Since 2006, Airbus has reduced volatile organic compound (VOC) emissions by nearly 30 percent in Europe alone. This is part of its Blue5 initiative that is striving for improved environmental performance by maximizing the use of eco-efficient technologies and processes at its production sites worldwide.
The Airbus Blue5 Initiative
Blue5 is an initiative that aims to make manufacturing as sustainable as possible. Working according to a five-pronged plan it is committed to:
- Saving energy by reducing energy consumption across the board
- Saving water by making better use of global water resources
- Reducing waste by recycling materials where possible
- Reducing carbon dioxide (CO2) emissions through innovation
- Reducing harmful VOC emissions by eliminating them at source
The company has made substantial headway in all five environmental areas, using several aircraft to benchmark its achievements. For instance, the spacious and luxurious A380, introduced in 2007, has become the yardstick for low noise levels and fuel efficiency. New-generation jets including the wide-body A350 XWB and the new engine option A320neo, are pushing the envelope even further.
The A350 XWB, introduced less than two years ago, in January 2015, boasts 25 percent lower fuel consumption to its aluminum long-range competitors. The A320neo, which had its maiden flights with different engines in September 2014 and May 2015, is faster than any other jet, and it can cruise at an altitude of up to 39,000 feet.
Airbus Commitment to Reduce VOC Emissions
Once VOCs have been produced, they are extremely expensive, difficult and time consuming to deal with. This is why it’s vital to tackle reduction at source. Not only is this a good environmental solution, but it also helps to reduce potential health risks that could affect humans for a long time.
Statistics released by Airbus show that between 2006 and 2014 VOC emissions based on revenue were reduced by 54.1 percent, and absolute VOC emissions were reduced by 22.9 percent.
The first Airbus production sites to take definitive steps to reduce VOC emissions are all based in Europe.

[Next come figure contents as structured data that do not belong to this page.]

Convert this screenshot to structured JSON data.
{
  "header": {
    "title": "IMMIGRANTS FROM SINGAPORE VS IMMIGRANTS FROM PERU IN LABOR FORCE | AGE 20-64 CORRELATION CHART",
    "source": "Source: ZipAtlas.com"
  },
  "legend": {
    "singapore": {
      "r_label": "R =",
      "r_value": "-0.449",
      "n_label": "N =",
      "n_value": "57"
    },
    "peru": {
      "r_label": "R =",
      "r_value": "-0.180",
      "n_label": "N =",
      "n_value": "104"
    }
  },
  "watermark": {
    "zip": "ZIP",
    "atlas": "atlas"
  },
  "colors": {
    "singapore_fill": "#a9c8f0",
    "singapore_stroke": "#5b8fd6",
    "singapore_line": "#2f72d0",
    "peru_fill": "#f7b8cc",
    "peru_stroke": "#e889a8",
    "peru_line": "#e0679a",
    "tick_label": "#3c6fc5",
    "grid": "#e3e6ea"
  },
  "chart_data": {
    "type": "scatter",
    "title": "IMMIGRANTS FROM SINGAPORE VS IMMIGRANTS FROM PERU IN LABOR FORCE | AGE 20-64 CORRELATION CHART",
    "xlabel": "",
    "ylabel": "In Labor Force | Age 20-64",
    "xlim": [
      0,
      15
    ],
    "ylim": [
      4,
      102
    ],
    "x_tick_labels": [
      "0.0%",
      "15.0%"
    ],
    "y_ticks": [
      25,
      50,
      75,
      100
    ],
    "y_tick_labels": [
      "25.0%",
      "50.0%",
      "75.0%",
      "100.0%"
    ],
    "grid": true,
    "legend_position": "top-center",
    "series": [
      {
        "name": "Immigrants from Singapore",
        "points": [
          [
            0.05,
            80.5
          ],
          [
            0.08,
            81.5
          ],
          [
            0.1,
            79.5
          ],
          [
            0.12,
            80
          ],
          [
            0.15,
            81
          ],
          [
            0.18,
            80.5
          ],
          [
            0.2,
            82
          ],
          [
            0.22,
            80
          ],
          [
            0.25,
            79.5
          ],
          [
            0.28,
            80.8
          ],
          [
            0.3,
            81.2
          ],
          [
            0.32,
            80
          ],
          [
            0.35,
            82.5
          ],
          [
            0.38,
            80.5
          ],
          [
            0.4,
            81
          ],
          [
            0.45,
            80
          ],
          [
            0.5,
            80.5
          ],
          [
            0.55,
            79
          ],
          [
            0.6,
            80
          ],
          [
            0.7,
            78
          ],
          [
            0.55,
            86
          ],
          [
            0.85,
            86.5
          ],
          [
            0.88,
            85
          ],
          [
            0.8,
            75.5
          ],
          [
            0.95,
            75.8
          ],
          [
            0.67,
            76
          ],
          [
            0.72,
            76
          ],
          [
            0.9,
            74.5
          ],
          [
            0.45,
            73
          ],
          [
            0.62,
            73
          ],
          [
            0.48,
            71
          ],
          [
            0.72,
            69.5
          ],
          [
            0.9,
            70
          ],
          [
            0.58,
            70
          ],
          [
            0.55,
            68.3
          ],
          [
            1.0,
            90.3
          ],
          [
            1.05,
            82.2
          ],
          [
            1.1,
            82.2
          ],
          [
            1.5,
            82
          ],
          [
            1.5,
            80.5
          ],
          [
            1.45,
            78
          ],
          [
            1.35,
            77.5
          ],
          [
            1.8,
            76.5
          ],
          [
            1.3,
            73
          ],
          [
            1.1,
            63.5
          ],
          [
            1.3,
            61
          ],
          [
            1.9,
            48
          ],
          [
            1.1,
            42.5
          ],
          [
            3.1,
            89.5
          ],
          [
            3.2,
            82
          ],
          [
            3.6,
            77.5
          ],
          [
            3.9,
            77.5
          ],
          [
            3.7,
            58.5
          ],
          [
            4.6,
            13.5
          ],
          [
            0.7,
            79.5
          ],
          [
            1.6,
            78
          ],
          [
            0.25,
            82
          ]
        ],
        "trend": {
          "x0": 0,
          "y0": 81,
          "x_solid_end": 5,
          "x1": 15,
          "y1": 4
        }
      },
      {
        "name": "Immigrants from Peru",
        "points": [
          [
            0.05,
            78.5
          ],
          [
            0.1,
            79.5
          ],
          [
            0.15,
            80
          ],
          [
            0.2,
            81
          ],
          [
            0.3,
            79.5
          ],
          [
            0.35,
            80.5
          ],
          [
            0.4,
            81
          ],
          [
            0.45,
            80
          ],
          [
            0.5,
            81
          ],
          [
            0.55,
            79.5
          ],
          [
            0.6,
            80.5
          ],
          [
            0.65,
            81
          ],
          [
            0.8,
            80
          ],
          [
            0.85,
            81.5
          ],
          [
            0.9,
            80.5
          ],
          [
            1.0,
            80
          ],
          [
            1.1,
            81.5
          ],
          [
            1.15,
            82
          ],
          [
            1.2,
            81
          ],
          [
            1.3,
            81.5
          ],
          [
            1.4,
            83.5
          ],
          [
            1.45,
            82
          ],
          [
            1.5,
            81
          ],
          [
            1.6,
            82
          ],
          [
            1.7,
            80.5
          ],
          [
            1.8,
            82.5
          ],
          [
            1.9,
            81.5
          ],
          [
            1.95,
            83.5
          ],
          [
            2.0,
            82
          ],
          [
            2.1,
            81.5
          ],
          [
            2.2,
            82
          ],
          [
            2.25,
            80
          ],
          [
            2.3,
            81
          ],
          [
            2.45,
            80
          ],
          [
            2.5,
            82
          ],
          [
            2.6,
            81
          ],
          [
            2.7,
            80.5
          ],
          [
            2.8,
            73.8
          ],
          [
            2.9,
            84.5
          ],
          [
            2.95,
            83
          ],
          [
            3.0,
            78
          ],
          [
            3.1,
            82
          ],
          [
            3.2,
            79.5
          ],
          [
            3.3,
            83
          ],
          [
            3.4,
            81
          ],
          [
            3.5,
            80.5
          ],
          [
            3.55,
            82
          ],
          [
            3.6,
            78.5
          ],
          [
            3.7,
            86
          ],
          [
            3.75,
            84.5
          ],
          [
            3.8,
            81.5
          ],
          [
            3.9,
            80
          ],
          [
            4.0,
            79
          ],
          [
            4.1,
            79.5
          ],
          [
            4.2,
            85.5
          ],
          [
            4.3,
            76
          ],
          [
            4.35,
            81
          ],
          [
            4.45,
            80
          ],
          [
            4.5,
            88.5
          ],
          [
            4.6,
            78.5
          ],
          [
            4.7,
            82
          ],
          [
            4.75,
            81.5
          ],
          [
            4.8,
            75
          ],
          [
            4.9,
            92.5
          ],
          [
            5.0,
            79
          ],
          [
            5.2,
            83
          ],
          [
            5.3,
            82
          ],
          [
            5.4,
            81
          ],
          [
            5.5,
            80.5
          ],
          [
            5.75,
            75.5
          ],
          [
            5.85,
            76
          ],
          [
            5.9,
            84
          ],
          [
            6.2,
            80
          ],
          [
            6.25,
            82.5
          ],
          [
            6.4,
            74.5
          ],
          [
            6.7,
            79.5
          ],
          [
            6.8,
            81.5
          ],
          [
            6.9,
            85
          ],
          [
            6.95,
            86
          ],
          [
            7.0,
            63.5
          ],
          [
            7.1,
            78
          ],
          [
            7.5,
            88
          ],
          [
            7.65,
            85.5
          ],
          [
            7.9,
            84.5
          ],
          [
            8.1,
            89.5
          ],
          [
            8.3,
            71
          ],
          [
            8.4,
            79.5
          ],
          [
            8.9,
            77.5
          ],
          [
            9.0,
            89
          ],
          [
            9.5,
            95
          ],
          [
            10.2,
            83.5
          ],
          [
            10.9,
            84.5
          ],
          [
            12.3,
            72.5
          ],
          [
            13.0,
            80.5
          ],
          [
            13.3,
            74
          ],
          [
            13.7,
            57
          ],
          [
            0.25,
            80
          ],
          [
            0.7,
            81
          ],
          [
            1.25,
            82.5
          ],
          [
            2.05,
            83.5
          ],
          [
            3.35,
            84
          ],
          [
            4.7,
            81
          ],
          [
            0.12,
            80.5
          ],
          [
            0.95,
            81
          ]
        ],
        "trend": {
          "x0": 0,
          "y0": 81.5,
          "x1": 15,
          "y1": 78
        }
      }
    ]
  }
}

All have focused on specific programs. For example:
- Production sites in Getafe and Puerto Real in Spain have replaced the high VOC methyl ethyl ketone (MEK) with low and zero VOC cleaners.
- The site in Hamburg, Germany has adopted the use of encapsulated spray guns for spot repairs of fuselages in the structure assembly.
- The site in Broughton, UK has replaced the use of high-solids primers with water-based primers to reduce VOC emissions.
- Various French sites have focused on new painting technologies using water-based and low VOC paints.
Replacement of MEK
MEK is a very high VOC product that has largely been replaced by Diestone DLS in liquid form and in wipes used to clean aircraft before sealing. Using wipes results in a decrease of the amount of cleaner used, and because they are packaged in small canisters, unnecessary VOC evaporation is avoided.
In Spain Airbus has gone a step further, and has substituted DLS with A8284, which is a zero VOC product. Initially delivered in liquid form and dispensed in bottles, it is being replaced gradually with wipes at both Getafe and Puerto Real sites.
Airbus reports that the Puerto Real production site has reduced VOC emissions by 1.4 tonnes annually, and the Getafe site by an estimated 3.5 tonnes annually.
Encapsulated Spray Guns Used for Spot Repairs
Spot repairs on aircraft don’t need much paint, and by introducing lightweight encapsulated spray guns, the Hamburg site has reduced its paint wastage by about 90 percent. The guns weigh only 8 kg and have a holding capacity of just 200 ml.
Since a smaller quantity of cleaning products is required for the new spray guns, VOC emissions during the cleaning process have been reduced by 80 percent. A further reduction in VOC vapors takes place via direct suction at source when the guns are in use.
Replacement of High-Solids Primers
The Broughton site is set to reduce VOC emissions by about 3 tonnes a year, by using water-based primers and topcoats instead of high solids paints in its component manufacturing paint booths.
The paint plant has been modified and electrostatic spray equipment optimized for water-based products, introduced. Modifications to mixing and recirculation equipment are being implemented.
New Painting Technologies
The French VOC reduction program has been hugely successful, with reports of a 51 percent drop in VOC emissions at French sites in general. This has been achieved by using:
- new paint technologies
- low VOC and water-based paints
- a base coat/clear coat painting system
- wipes that are pre-impregnated
The program also involves implementing a system that avoids solvent evaporations and uses new technologies for cleaning painting tools, as well as use of a solvent recycler.